ContinuITy Research Project
To create responsive and cost-effective application systems, performance regressions must be detected early in the software development process and especially before delivery. However, practice shows that load tests, as the relevant form of performance tests, either do not exist or are performed in poor quality — i.e. they are not representative of the actual usage profile in productive operation. This is due to the effort and competence required to create the load test scripts. In addition, the scripts quickly become obsolete due to system and usage profile changes and their maintenance is associated with a high effort. The problem is aggravated in the context of the emerging continuous software development (DevOps), in which software changes are put into operation ever faster and more frequently. Due to the required test duration, it is not practicable to perform a load test for each change in order to detect performance regressions, for example. If regressions are performed via aggregated changes, a manual diagnosis is necessary to determine the responsible change in the software or the usage profile.

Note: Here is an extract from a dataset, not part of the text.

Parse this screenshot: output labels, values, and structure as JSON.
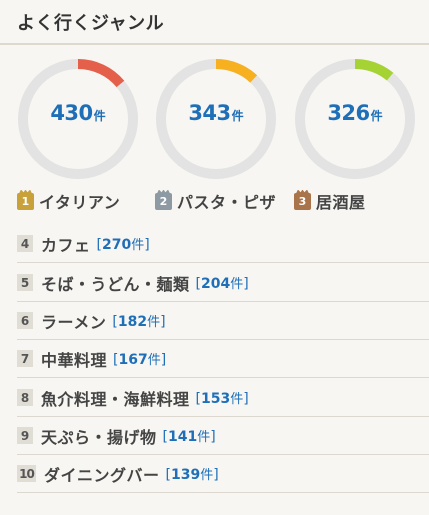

Therefore, Novatec Consulting GmbH and the University of Stuttgart (Reliable Software Systems Group) launched the collaborative research project ContinuITy on “Automated Performance Testing in Continuous Software Engineering”. It has the goal to ensure automated, efficient and sustainable load testing by using continuously recorded measurement data from productive operation and to integrate it into continuous software development. Load tests are automatically extracted from measurement data and evolved. Load tests are defined by a modular description language and can be enriched by additional semantics — e.g. by test type and targets. As part of the automation of the software development process (Continuous Delivery), a selection of relevant load tests, the detection of regressions and their diagnosis is carried out.
ContinuITy started in September 2017 with a duration of two and a half years, funded by the German Federal Ministry of Education and Research (BMBF). Novatec Consulting GmbH and the Reliable Software Systems Group possess comprehensive experience in APM and performance engineering of enterprise software systems from industry and academia. The ContinuITy approach is being evaluated in qualitative and quantitative studies, including laboratory experiments and enterprise software systems used in industry, which are provided by our associated partners. These are a German company from the logistics sector operating a cloud-based IoT platform and a software management company.
ContinuITy provides a web-based framework for collecting productive measurement data continuously and generating load tests efficiently. It defines a RESTful API for uploading the data and submitting orders for extracting, parameterizing, and executing load tests. The API can be both accessed by users and software such as Continuous Integration and Delivery pipelines. Besides, ContinuITy provides means for creating load tests and analyses based on a user concern formulated in a natural-like language.
The framework provides a high degree of automation. Creating load tests or analyses does not require expert knowledge. Instead, users can describe their concerns in easily understandable languages, and the framework takes care of generating the tests or reports automatically. For that, it leverages different approaches for workload analysis, clustering, forecasting, and transformation.
ContinuITy integrates with various tools, approaches, and formats on all sides. It can process numerous measurement data formats such as Apache logs or traces in a tool-independent format, which integrates with commercial and open-source monitoring and APM tools. At the same time, it can create load tests for different load testing tools. Hence, it adjusts to already existing infrastructure.
ContinuITy can be easily set up using the provided Docker images as a standalone application. As soon as the application to be load-tested sends productive monitoring data in an accepted format, and ContinuITy was able to learn the end-users' behavior, it is ready to generate load tests.